In terms of the actual banking sites they are likely to have visited, those holding shares are particularly more likely than the average internet user to have visited ingdirect.co.uk, tescobank.com and firstdirect.com ‘in the last four weeks’. Marketers can fine tune campaigns by understanding exact site visitation metrics. For example, the average time per visit on tescobank.com by those who hold stocks and shares is 7.3 minutes, whilst the average page views per visit is 15, higher than the 12.8 for firstdirect.com. However, ingdirect.co.uk trumps tescobank.com for average time on site per visit, at 8.8 minutes.

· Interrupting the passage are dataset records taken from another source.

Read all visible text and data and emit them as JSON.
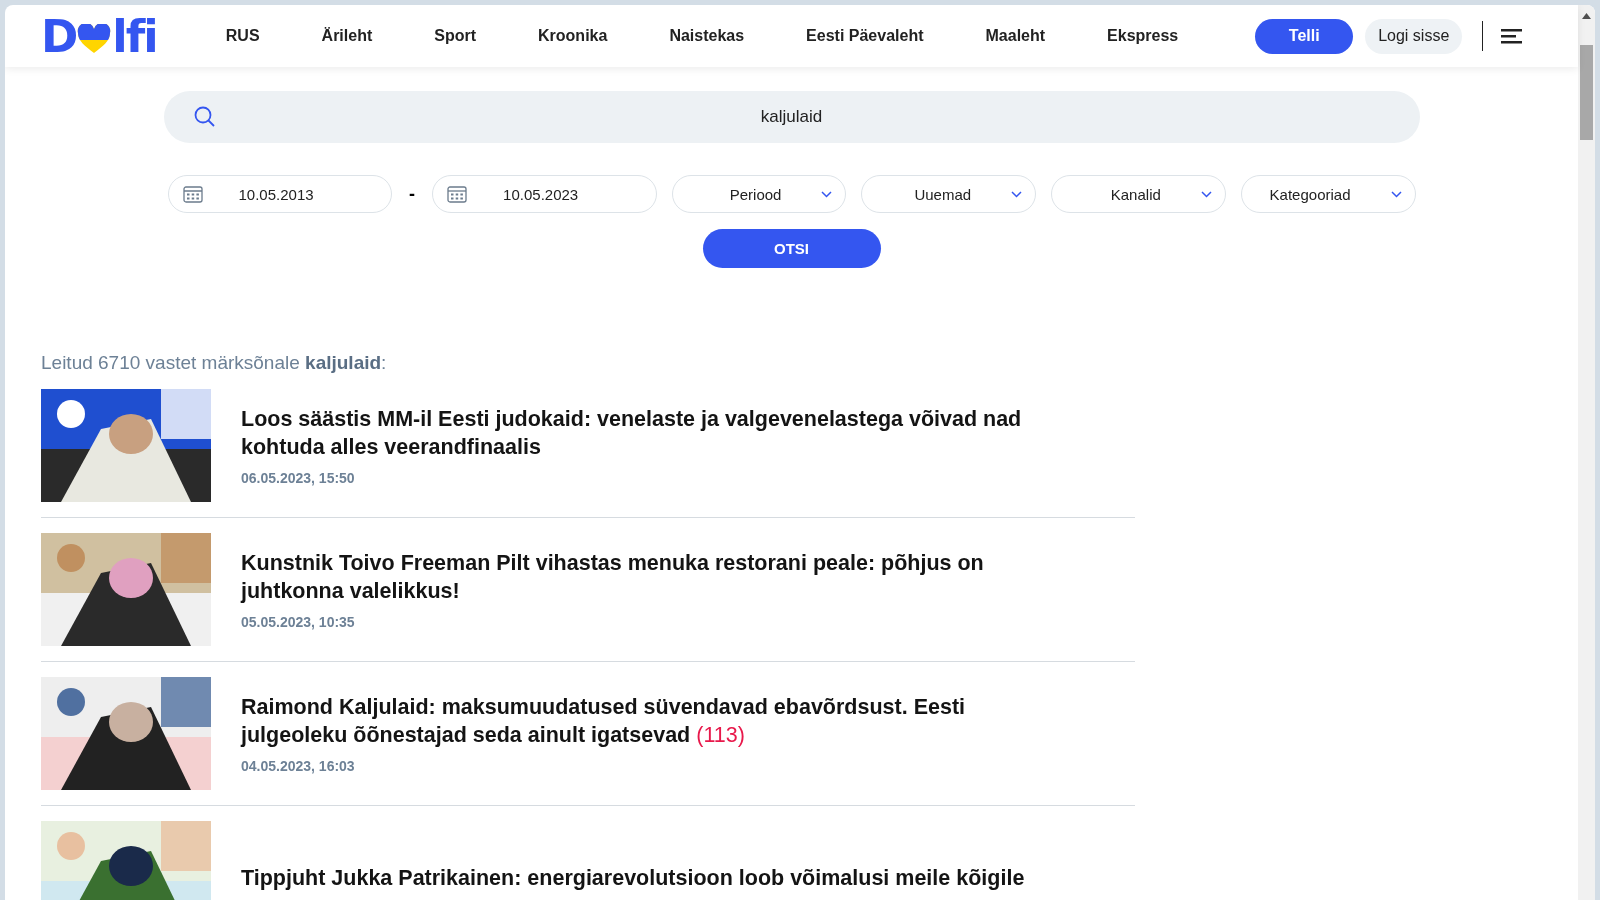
{
  "logo": {
    "left": "D",
    "right": "lfi"
  },
  "nav": [
    "RUS",
    "Ärileht",
    "Sport",
    "Kroonika",
    "Naistekas",
    "Eesti Päevaleht",
    "Maaleht",
    "Ekspress"
  ],
  "header_buttons": [
    {
      "label": "Telli",
      "kind": "primary"
    },
    {
      "label": "Logi sisse",
      "kind": "secondary"
    }
  ],
  "search": {
    "value": "kaljulaid"
  },
  "dates": [
    {
      "value": "10.05.2013"
    },
    {
      "value": "10.05.2023"
    }
  ],
  "date_separator": "-",
  "dropdowns": [
    "Periood",
    "Uuemad",
    "Kanalid",
    "Kategooriad"
  ],
  "submit": "OTSI",
  "summary": "Leitud 6710 vastet märksõnale **kaljulaid**:",
  "results": [
    {
      "title": "Loos säästis MM-il Eesti judokaid: venelaste ja valgevenelastega võivad nad kohtuda alles veerandfinaalis",
      "date": "06.05.2023, 15:50",
      "kind": "picture"
    },
    {
      "title": "Kunstnik Toivo Freeman Pilt vihastas menuka restorani peale: põhjus on juhtkonna valelikkus!",
      "date": "05.05.2023, 10:35",
      "kind": "picture"
    },
    {
      "title": "Raimond Kaljulaid: maksumuudatused süvendavad ebavõrdsust. Eesti julgeoleku õõnestajad seda ainult igatsevad",
      "comments": "(113)",
      "date": "04.05.2023, 16:03",
      "kind": "picture"
    },
    {
      "title": "Tippjuht Jukka Patrikainen: energiarevolutsioon loob võimalusi meile kõigile",
      "kind": "picture"
    }
  ]
}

Banking aside, when it comes to general financial advice, this group are almost a quarter more likely than other internet users to have visited money.co.uk ‘in the last four weeks’, spending an average of 17.4 minutes on the site over that time and visiting it on average 2.4 days over the four week period.
We could go further still with the Kantar Media Ad-Vantage initiative, taking our consumer target and generating the exact cookies for reaching them online.
Clearly this is a wealthy, predominantly older group with much experience and confidence when it comes to finance. As such they are potentially a very valuable target for many a marketer in the financial sphere. Whilst their attitudes to advertising present a challenge to surmount, a close look at their behaviour reveals a number of opportunities for appropriate ways to engage with them.